Mark Rothko’s final paintings were a deliberate anti-capitalist sabotage

Some people gaze up at a Mark Rothko painting and see heaven, hell and the human comedy depicted with a ferocity that can cause knees to quake. Others see an IKEA colour chart crafted by a macabre toddler with an eyewatering price tag and think, ‘Yeah, the human comedy indeed’. And if Rothko had his way, diners at the Four Seasons restaurant in New York City would’ve looked upon his mighty works and suddenly felt a little queasy about finishing their caviar.

On February 25th, 1970, Rothko’s final works, nine Seagram murals, arrived at the Tate Gallery in London. As the crimson-coloured, bloody paintings were being unboxed, news reached the gallery that their creator had just been found dead. Thus, tragically, these paintings would become his final legacy, and their intent showcases the disposition of Rothko at the time he painted them.

The name Seagram denotes the building where they were eventually intended to hang. The Seagram building in New York was the most groundbreaking skyscraper of the time. So, Philip Johnson commissioned the hot-shot Rothko to create artwork for the building’s flagship Four Seasons restaurant. In essence, this high-rise dining represented the capitalist pinnacle, which was something Rothko disagreed with.

So, rather than turn down the commission, he accepted it but set about creating a sabotage with the bounty he had been afforded. Prior to their creation, Rothko told Harper’s Magazine, “I accepted this assignment as a challenge, with strictly malicious intentions. I hope to paint something that will ruin the appetite of every son of a bitch who ever eats in that room.”

His commission contract also stipulated that at any point, Rothko could return his fee to Johnson and retrieve his work. When he later dined in the restaurant, he commented, “Anybody who will eat that kind of food for those kind of prices will never look at a painting of mine.” So, he had them taken down and shipped to the Tate Gallery in London, where he thought they would be appreciated in less of an American Psycho manner.

Alas, there is an irony to the whole tale that has continued to unfurl over the years, for it was capitalism’s battle with communism in a political sense that seemingly launched him to the sort of position where he could hand back millions to a restaurant in the sky in the first place.

This much is proven: The Congress for Cultural Freedom was an anti-communist advocacy group founded in 1950. This group promoted American ideals. It promoted Rothko exhibitions as part of those ideals. This group was also a funded offshoot of the CIA. Thus, it has been argued that the CIA purposefully elevated his art both in terms of value and acclaim as a way to diminish socialist realism.

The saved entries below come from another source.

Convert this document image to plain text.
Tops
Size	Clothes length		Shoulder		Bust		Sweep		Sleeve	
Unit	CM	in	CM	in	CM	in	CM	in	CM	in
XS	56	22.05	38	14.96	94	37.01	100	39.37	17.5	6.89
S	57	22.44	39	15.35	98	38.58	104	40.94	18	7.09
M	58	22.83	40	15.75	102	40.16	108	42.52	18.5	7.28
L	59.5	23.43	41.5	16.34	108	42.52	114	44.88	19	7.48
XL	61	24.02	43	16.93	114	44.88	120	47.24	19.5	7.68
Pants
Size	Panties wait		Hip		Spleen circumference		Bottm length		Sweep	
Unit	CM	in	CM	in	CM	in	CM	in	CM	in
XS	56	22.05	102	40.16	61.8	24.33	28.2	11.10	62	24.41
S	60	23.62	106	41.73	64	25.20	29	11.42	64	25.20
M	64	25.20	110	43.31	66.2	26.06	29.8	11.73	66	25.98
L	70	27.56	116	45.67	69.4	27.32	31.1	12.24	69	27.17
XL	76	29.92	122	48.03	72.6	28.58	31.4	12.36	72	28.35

In other words, those daft Commies are still doling out drab pictures of pleasant panoramas for pennies, whereas Rothko and co were quite literally extolling the freedom of the human soul on canvas and their bright new world deserved to be handsomely rewarded. This was the system of innovation and progress, and art was a vital cog in the engine.

So, you can look at the Seagrams as Rothko not getting the joke or the artist having the last laugh. Either way, it’s bittersweet because, in the end, he tragically bemoaned that he was forever misunderstood.